*O retrato de Dorian Gray: a economia americana*
Nesta semana, dados de atividade econômica nos Estados Unidos, combinados com a retomada das discussões tarifárias, pressionaram os ativos de risco globais. Os números de pedidos de seguro-desemprego e outros indicadores de atividade vieram levemente abaixo das expectativas. Paralelamente, pesquisas de confiança entre os agentes privados apontaram para uma retomada do otimismo, mas esse sentimento foi ofuscado pelas novas sinalizações do governo americano em relação ao comércio internacional.
Destaca-se a aprovação inicial do plano de isenção de impostos proposto por Donald Trump, ainda pendente de votação no Senado. A medida adiciona pressão ao já deteriorado quadro fiscal americano, principalmente por ter sido apresentada logo após o rebaixamento da nota de crédito dos EUA, sem uma contrapartida clara no lado das despesas.

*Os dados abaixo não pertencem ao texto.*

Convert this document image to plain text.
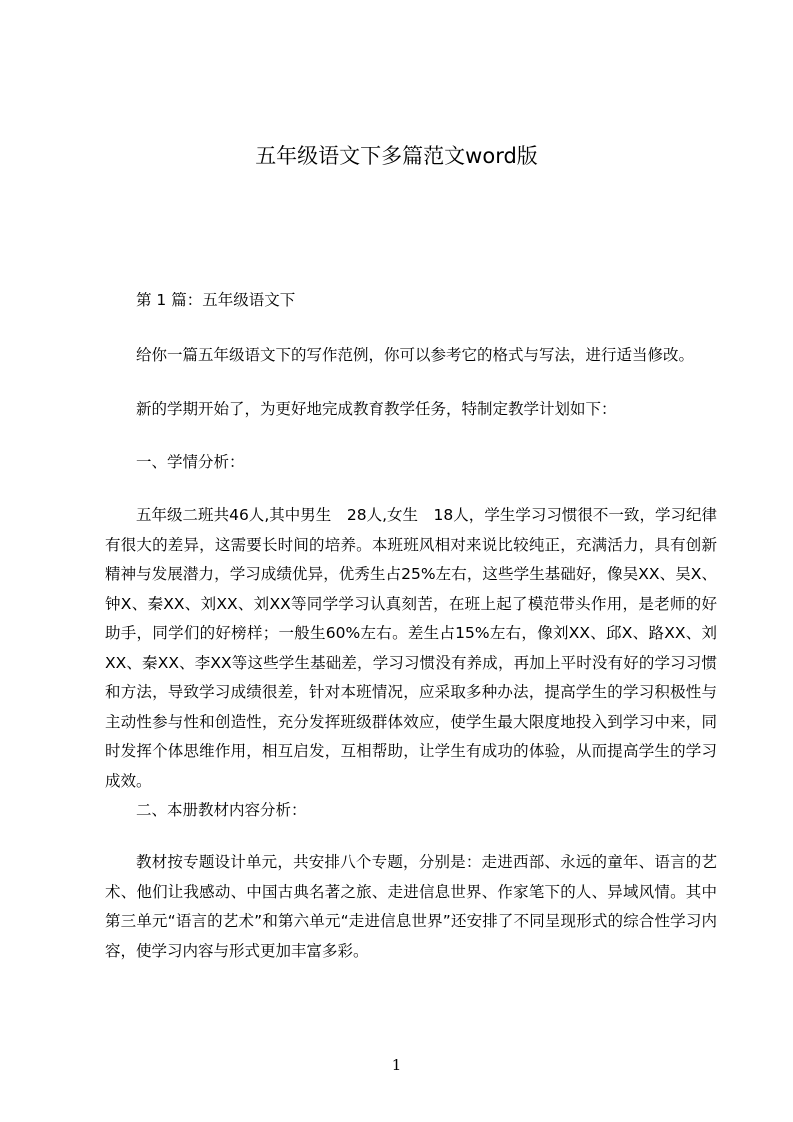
五年级语文下多篇范文word版
第 1 篇：五年级语文下
给你一篇五年级语文下的写作范例，你可以参考它的格式与写法，进行适当修改。
新的学期开始了，为更好地完成教育教学任务，特制定教学计划如下：
一、学情分析：
五年级二班共46人,其中男生　28人,女生　18人，学生学习习惯很不一致，学习纪律有很大的差异，这需要长时间的培养。本班班风相对来说比较纯正，充满活力，具有创新精神与发展潜力，学习成绩优异，优秀生占25%左右，这些学生基础好，像吴XX、吴X、钟X、秦XX、刘XX、刘XX等同学学习认真刻苦，在班上起了模范带头作用，是老师的好助手，同学们的好榜样；一般生60%左右。差生占15%左右，像刘XX、邱X、路XX、刘XX、秦XX、李XX等这些学生基础差，学习习惯没有养成，再加上平时没有好的学习习惯和方法，导致学习成绩很差，针对本班情况，应采取多种办法，提高学生的学习积极性与主动性参与性和创造性，充分发挥班级群体效应，使学生最大限度地投入到学习中来，同时发挥个体思维作用，相互启发，互相帮助，让学生有成功的体验，从而提高学生的学习成效。
二、本册教材内容分析：
教材按专题设计单元，共安排八个专题，分别是：走进西部、永远的童年、语言的艺术、他们让我感动、中国古典名著之旅、走进信息世界、作家笔下的人、异域风情。其中第三单元“语言的艺术”和第六单元“走进信息世界”还安排了不同呈现形式的综合性学习内容，使学习内容与形式更加丰富多彩。
1
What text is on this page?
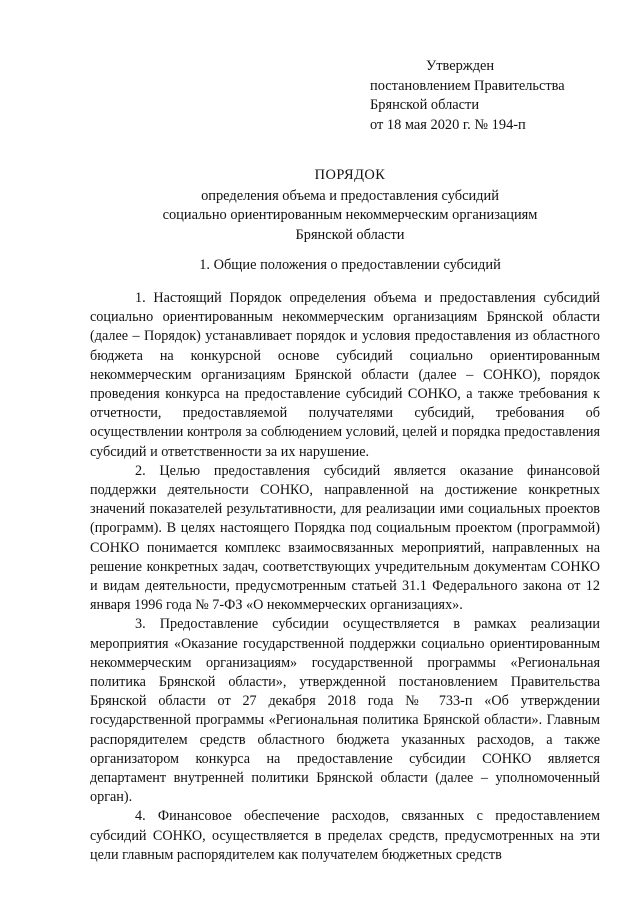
Утвержден
постановлением Правительства
Брянской области
от 18 мая 2020 г. № 194-п
ПОРЯДОК
определения объема и предоставления субсидий
социально ориентированным некоммерческим организациям
Брянской области
1. Общие положения о предоставлении субсидий

1. Настоящий Порядок определения объема и предоставления субсидий социально ориентированным некоммерческим организациям Брянской области (далее – Порядок) устанавливает порядок и условия предоставления из областного бюджета на конкурсной основе субсидий социально ориентированным некоммерческим организациям Брянской области (далее – СОНКО), порядок проведения конкурса на предоставление субсидий СОНКО, а также требования к отчетности, предоставляемой получателями субсидий, требования об осуществлении контроля за соблюдением условий, целей и порядка предоставления субсидий и ответственности за их нарушение.

2. Целью предоставления субсидий является оказание финансовой поддержки деятельности СОНКО, направленной на достижение конкретных значений показателей результативности, для реализации ими социальных проектов (программ). В целях настоящего Порядка под социальным проектом (программой) СОНКО понимается комплекс взаимосвязанных мероприятий, направленных на решение конкретных задач, соответствующих учредительным документам СОНКО и видам деятельности, предусмотренным статьей 31.1 Федерального закона от 12 января 1996 года № 7-ФЗ «О некоммерческих организациях».

3. Предоставление субсидии осуществляется в рамках реализации мероприятия «Оказание государственной поддержки социально ориентированным некоммерческим организациям» государственной программы «Региональная политика Брянской области», утвержденной постановлением Правительства Брянской области от 27 декабря 2018 года № 733-п «Об утверждении государственной программы «Региональная политика Брянской области». Главным распорядителем средств областного бюджета указанных расходов, а также организатором конкурса на предоставление субсидии СОНКО является департамент внутренней политики Брянской области (далее – уполномоченный орган).

4. Финансовое обеспечение расходов, связанных с предоставлением субсидий СОНКО, осуществляется в пределах средств, предусмотренных на эти цели главным распорядителем как получателем бюджетных средств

Essa combinação levou à elevação das taxas de juros de longo prazo, que atingiram os maiores patamares desde 2023.
A movimentação do presidente pode ser interpretada como uma tentativa de reverter a queda recente em sua popularidade, mas o impacto fiscal relevante aumentou os juros futuros e, consequentemente, o custo de financiamento da dívida — fator ao qual Trump demonstrou sensibilidade em ocasiões anteriores. Diante disso, observou-se uma retomada do foco do governo em medidas alternativas que possam mitigar os efeitos do pacote de isenção.
Nesse contexto, foi anunciada a imposição de tarifas de 50% sobre produtos da União Europeia, com vigência a partir de 1º de junho. Adicionalmente, foi comunicada a aplicação de uma tarifa de 25% sobre celulares da Apple não produzidos nos EUA, o que levou a ação da companhia a recuar 7,6% na semana. As pressões repercutiram de forma ampla nos mercados: o S&P 500 e o Russell 2000 caíram 2,6% e 3,5%, respectivamente, enquanto o Nasdaq recuou 2,4% e o Dow Jones, 2,5%.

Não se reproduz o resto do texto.